The NLRA authorizes unions to negotiate and enforce closed shop provisions. 29 U.S.C. § 158(a)(3), (b)(2). I believe the religious accommodation provision of Title VII is an appropriate exception to the NLRA. It accommodates the free exercise of religion without violating the Establishment Clause.

*1030 Plaintiffs’ proposed accommodation will not benefit them or their religion because they intend to make contributions to neutral charities equal to union dues.

The company and the union are protected from an accommodation which would result in an undue hardship.

Title VII is a neutral provision which entitles every employee, believer or atheist, to a reasonable accommodation of his religious beliefs and practices.

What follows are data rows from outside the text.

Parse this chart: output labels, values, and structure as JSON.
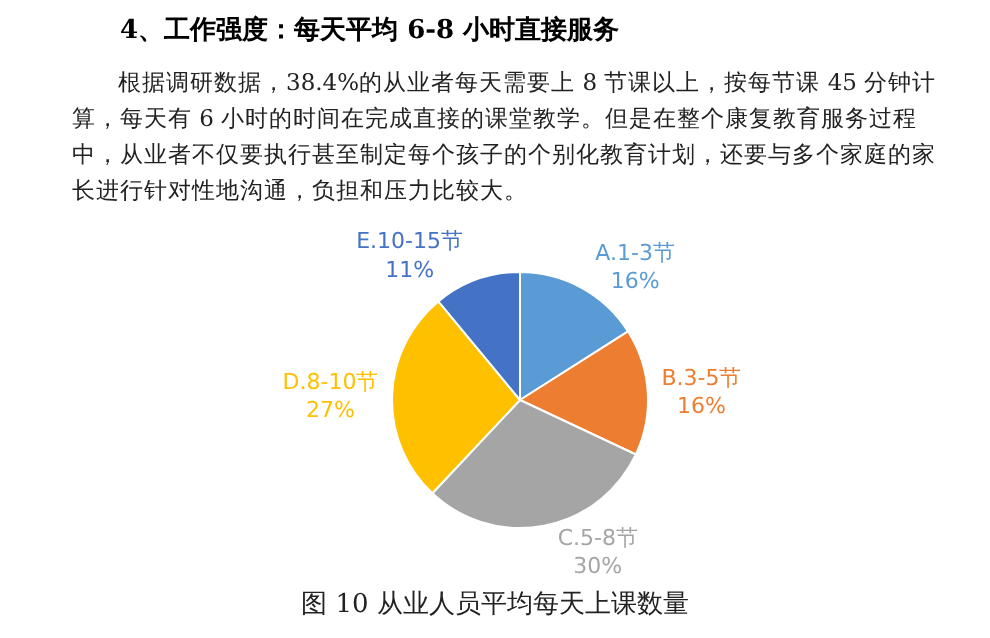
{
  "chart_data": {
    "type": "pie",
    "title": "4、工作强度：每天平均 6-8 小时直接服务",
    "subtitle": "根据调研数据，38.4%的从业者每天需要上 8 节课以上，按每节课 45 分钟计算，每天有 6 小时的时间在完成直接的课堂教学。但是在整个康复教育服务过程中，从业者不仅要执行甚至制定每个孩子的个别化教育计划，还要与多个家庭的家长进行针对性地沟通，负担和压力比较大。",
    "categories": [
      "A.1-3节",
      "B.3-5节",
      "C.5-8节",
      "D.8-10节",
      "E.10-15节"
    ],
    "values": [
      16,
      16,
      30,
      27,
      11
    ],
    "value_labels": [
      "16%",
      "16%",
      "30%",
      "27%",
      "11%"
    ],
    "colors": [
      "#5b9bd5",
      "#ed7d31",
      "#a5a5a5",
      "#ffc000",
      "#4472c4"
    ],
    "legend": false,
    "annotations": [
      "图 10 从业人员平均每天上课数量"
    ]
  }
}
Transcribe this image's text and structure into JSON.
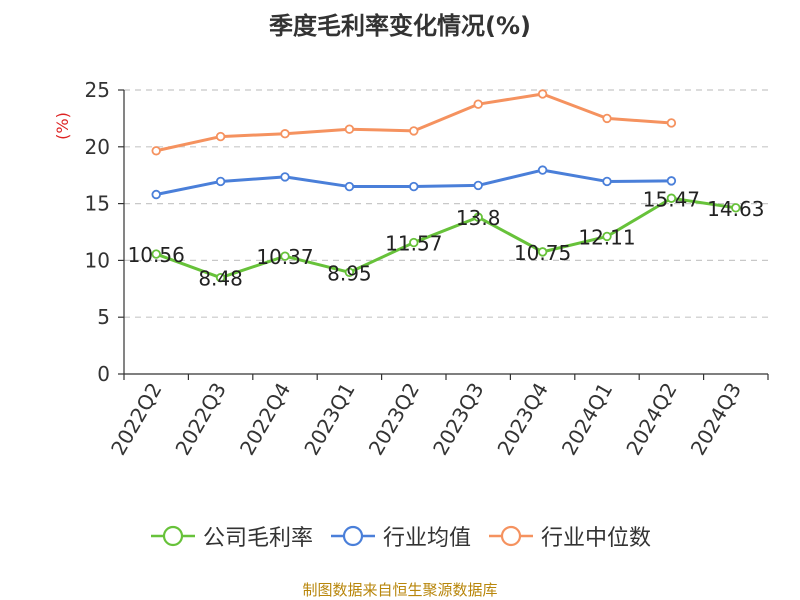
{
  "chart_data": {
    "type": "line",
    "title": "季度毛利率变化情况(%)",
    "ylabel": "(%)",
    "xlabel": "",
    "categories": [
      "2022Q2",
      "2022Q3",
      "2022Q4",
      "2023Q1",
      "2023Q2",
      "2023Q3",
      "2023Q4",
      "2024Q1",
      "2024Q2",
      "2024Q3"
    ],
    "ylim": [
      0,
      25
    ],
    "yticks": [
      0,
      5,
      10,
      15,
      20,
      25
    ],
    "grid": true,
    "legend_position": "bottom",
    "series": [
      {
        "name": "公司毛利率",
        "color": "#67c23a",
        "show_labels": true,
        "values": [
          10.56,
          8.48,
          10.37,
          8.95,
          11.57,
          13.8,
          10.75,
          12.11,
          15.47,
          14.63
        ],
        "labels": [
          "10.56",
          "8.48",
          "10.37",
          "8.95",
          "11.57",
          "13.8",
          "10.75",
          "12.11",
          "15.47",
          "14.63"
        ]
      },
      {
        "name": "行业均值",
        "color": "#4a7fd9",
        "show_labels": false,
        "values": [
          15.8,
          16.95,
          17.35,
          16.5,
          16.5,
          16.6,
          17.95,
          16.95,
          17.0,
          null
        ]
      },
      {
        "name": "行业中位数",
        "color": "#f5925f",
        "show_labels": false,
        "values": [
          19.65,
          20.9,
          21.15,
          21.55,
          21.4,
          23.75,
          24.65,
          22.5,
          22.1,
          null
        ]
      }
    ],
    "source": "制图数据来自恒生聚源数据库"
  }
}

See Young v. Southwestern Savings and Loan Association, 509 F.2d 140 (5th Cir. 1975) (An atheist may not be fired for refusing to attend staff meetings which include a religious talk and a prayer).

The union’s reliance on Gavin v. Peoples Natural Gas Co., 464 F.Supp. 622 (W.D.Pa.1979), is misplaced. Gavin holds that an employer is not required to respect an employee’s objection to raising the flag at the employer’s premises. Gavin turned on the basis for the employee’s objection to his duty. Here, however, the parties agree that the objection to union membership is based on a sincere religious belief.

The union also contends that the religious accommodation provision is inconsistent with the establishment test used in Committee for Public Education v. Nyquist, 413 U.S. 756, 93 S.Ct. 2955, 37 L.Ed.2d 948 (1973).